As explained in the answer by Romen, there aren't many applicable data structures which are not based on rectangles. But there are a couple other optimizations you can do for circle-circle collisions which could reduce your demand for a more optimized data-structure.
Compare the square of the distance with the square of the radius.
If you want to check if a point is in a circle, you have to use the Pythagorean theorem, which in its naive implementation looks like this:
distX = a.x - b.x
distY = a.y - b.y
radiusSum = a.radius + b.radius;
dist = sqrt(distX * distX + distY * distY);
if (dist < radiusSum) {
// collision
}
But you can replace that square-root with a much cheaper multiplication if you compare with the squares of the sum of the radiii with the square of the distance:
distSquared = distX * distX + distY * distY;
if (distSquared < radiusSum * radiusSum) {
// collision
}
Also note that if you want to check if points are within a circle, then you only need to calculate the square of the radius once. If it's always the same circle, you can even cache it. You can also cache the square of the radius sum if you compare objects which all have the same radius.
Check bounding boxes and inner boxes first
While multiplications are cheaper than square-roots, they are still not as cheap as addition and subtraction. But what you can do using only subtraction and addition is comparison between two axis-aligned boxes.

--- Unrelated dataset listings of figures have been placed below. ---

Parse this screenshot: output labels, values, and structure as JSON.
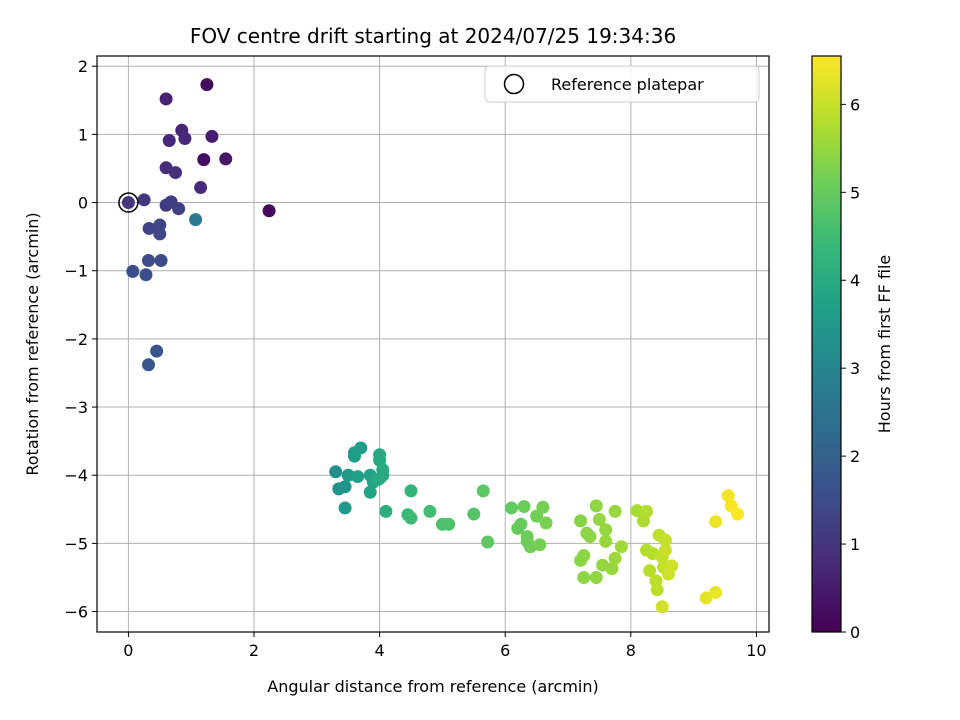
{
  "chart_data": {
    "type": "scatter",
    "title": "FOV centre drift starting at 2024/07/25 19:34:36",
    "xlabel": "Angular distance from reference (arcmin)",
    "ylabel": "Rotation from reference (arcmin)",
    "xlim": [
      -0.5,
      10.2
    ],
    "ylim": [
      -6.3,
      2.15
    ],
    "xticks": [
      0,
      2,
      4,
      6,
      8,
      10
    ],
    "yticks": [
      2,
      1,
      0,
      -1,
      -2,
      -3,
      -4,
      -5,
      -6
    ],
    "xtick_labels": [
      "0",
      "2",
      "4",
      "6",
      "8",
      "10"
    ],
    "ytick_labels": [
      "2",
      "1",
      "0",
      "−1",
      "−2",
      "−3",
      "−4",
      "−5",
      "−6"
    ],
    "grid": true,
    "legend": {
      "placement": "top-right",
      "entries": [
        "Reference platepar"
      ]
    },
    "reference_point": {
      "x": 0,
      "y": 0
    },
    "colorbar": {
      "label": "Hours from first FF file",
      "colormap": "viridis",
      "range": [
        0,
        6.55
      ],
      "ticks": [
        0,
        1,
        2,
        3,
        4,
        5,
        6
      ],
      "tick_labels": [
        "0",
        "1",
        "2",
        "3",
        "4",
        "5",
        "6"
      ]
    },
    "points": [
      [
        1.25,
        1.73,
        0.2
      ],
      [
        1.2,
        0.63,
        0.25
      ],
      [
        2.24,
        -0.12,
        0.15
      ],
      [
        1.55,
        0.64,
        0.4
      ],
      [
        0.6,
        1.52,
        0.6
      ],
      [
        0.85,
        1.06,
        0.65
      ],
      [
        0.9,
        0.94,
        0.7
      ],
      [
        1.33,
        0.97,
        0.55
      ],
      [
        0.65,
        0.91,
        0.75
      ],
      [
        1.15,
        0.22,
        0.8
      ],
      [
        0.6,
        0.51,
        0.85
      ],
      [
        0.75,
        0.44,
        0.9
      ],
      [
        0.0,
        0.0,
        1.0
      ],
      [
        0.25,
        0.04,
        1.05
      ],
      [
        0.6,
        -0.04,
        1.1
      ],
      [
        0.68,
        0.01,
        1.15
      ],
      [
        0.8,
        -0.09,
        1.2
      ],
      [
        0.33,
        -0.38,
        1.3
      ],
      [
        0.5,
        -0.33,
        1.35
      ],
      [
        0.5,
        -0.46,
        1.4
      ],
      [
        0.32,
        -0.85,
        1.45
      ],
      [
        0.52,
        -0.85,
        1.5
      ],
      [
        0.07,
        -1.01,
        1.55
      ],
      [
        0.28,
        -1.06,
        1.6
      ],
      [
        0.45,
        -2.18,
        1.7
      ],
      [
        0.32,
        -2.38,
        1.75
      ],
      [
        1.07,
        -0.25,
        2.65
      ],
      [
        3.3,
        -3.95,
        3.3
      ],
      [
        3.35,
        -4.2,
        3.35
      ],
      [
        3.45,
        -4.17,
        3.4
      ],
      [
        3.5,
        -4.0,
        3.45
      ],
      [
        3.45,
        -4.48,
        3.5
      ],
      [
        3.6,
        -3.67,
        3.55
      ],
      [
        3.6,
        -3.72,
        3.6
      ],
      [
        3.7,
        -3.6,
        3.65
      ],
      [
        3.65,
        -4.02,
        3.7
      ],
      [
        3.85,
        -4.0,
        3.75
      ],
      [
        3.85,
        -4.25,
        3.8
      ],
      [
        3.9,
        -4.1,
        3.85
      ],
      [
        4.0,
        -3.7,
        3.9
      ],
      [
        4.0,
        -3.78,
        3.95
      ],
      [
        4.05,
        -3.92,
        4.0
      ],
      [
        4.0,
        -4.05,
        4.05
      ],
      [
        4.1,
        -4.53,
        4.1
      ],
      [
        4.05,
        -4.0,
        3.9
      ],
      [
        3.98,
        -4.06,
        4.0
      ],
      [
        4.5,
        -4.23,
        4.3
      ],
      [
        4.45,
        -4.58,
        4.4
      ],
      [
        4.5,
        -4.63,
        4.45
      ],
      [
        4.8,
        -4.53,
        4.55
      ],
      [
        5.0,
        -4.72,
        4.65
      ],
      [
        5.1,
        -4.72,
        4.7
      ],
      [
        5.5,
        -4.57,
        4.8
      ],
      [
        5.65,
        -4.23,
        4.85
      ],
      [
        5.72,
        -4.98,
        4.9
      ],
      [
        6.1,
        -4.48,
        4.95
      ],
      [
        6.2,
        -4.78,
        5.0
      ],
      [
        6.25,
        -4.72,
        5.02
      ],
      [
        6.3,
        -4.46,
        5.05
      ],
      [
        6.35,
        -4.9,
        5.08
      ],
      [
        6.35,
        -4.97,
        5.1
      ],
      [
        6.4,
        -5.05,
        5.12
      ],
      [
        6.5,
        -4.6,
        5.15
      ],
      [
        6.55,
        -5.02,
        5.18
      ],
      [
        6.6,
        -4.47,
        5.2
      ],
      [
        6.65,
        -4.7,
        5.22
      ],
      [
        7.2,
        -4.67,
        5.35
      ],
      [
        7.3,
        -4.85,
        5.4
      ],
      [
        7.35,
        -4.9,
        5.42
      ],
      [
        7.45,
        -4.45,
        5.45
      ],
      [
        7.5,
        -4.65,
        5.48
      ],
      [
        7.6,
        -4.8,
        5.5
      ],
      [
        7.6,
        -4.97,
        5.52
      ],
      [
        7.75,
        -4.53,
        5.55
      ],
      [
        7.85,
        -5.05,
        5.6
      ],
      [
        7.2,
        -5.25,
        5.38
      ],
      [
        7.25,
        -5.18,
        5.4
      ],
      [
        7.25,
        -5.5,
        5.42
      ],
      [
        7.45,
        -5.5,
        5.45
      ],
      [
        7.55,
        -5.32,
        5.5
      ],
      [
        7.7,
        -5.37,
        5.55
      ],
      [
        7.75,
        -5.22,
        5.58
      ],
      [
        8.1,
        -4.52,
        5.7
      ],
      [
        8.2,
        -4.67,
        5.75
      ],
      [
        8.25,
        -4.53,
        5.78
      ],
      [
        8.25,
        -5.1,
        5.8
      ],
      [
        8.35,
        -5.15,
        5.82
      ],
      [
        8.3,
        -5.4,
        5.85
      ],
      [
        8.4,
        -5.55,
        5.88
      ],
      [
        8.42,
        -5.68,
        5.9
      ],
      [
        8.45,
        -4.88,
        5.92
      ],
      [
        8.5,
        -5.2,
        5.95
      ],
      [
        8.52,
        -5.35,
        5.97
      ],
      [
        8.55,
        -4.95,
        6.0
      ],
      [
        8.55,
        -5.1,
        6.02
      ],
      [
        8.6,
        -5.45,
        6.05
      ],
      [
        8.65,
        -5.33,
        6.08
      ],
      [
        8.5,
        -5.93,
        6.1
      ],
      [
        9.2,
        -5.8,
        6.3
      ],
      [
        9.35,
        -5.72,
        6.35
      ],
      [
        9.35,
        -4.68,
        6.4
      ],
      [
        9.55,
        -4.3,
        6.45
      ],
      [
        9.6,
        -4.45,
        6.5
      ],
      [
        9.7,
        -4.57,
        6.53
      ]
    ]
  }
}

So by checking the inner and outer rectangles of the circles first, you can rule out or detect a lot of circle-circle collisions without having to actually check if the radii overlap.
- If the bounding rectangles of two circles do not intersect, then there can not be a collision
- If the inner rectangle intersect, then there must be a collision
- When the outer rectangles intersect but the inners do not, then there might be a collision, which means you have to calculate the square of the distance and compare it to the square of the sum of the radii
And if you want to check bounding boxes first...
...then a quad tree can be a useful optimization.
I personally prefer spatial hashes, though. They are easier to implement (IMO) and often work better if objects are relatively evenly distributed. But trees usually adapt better to scenarios where you have to deal with vastly different object densities.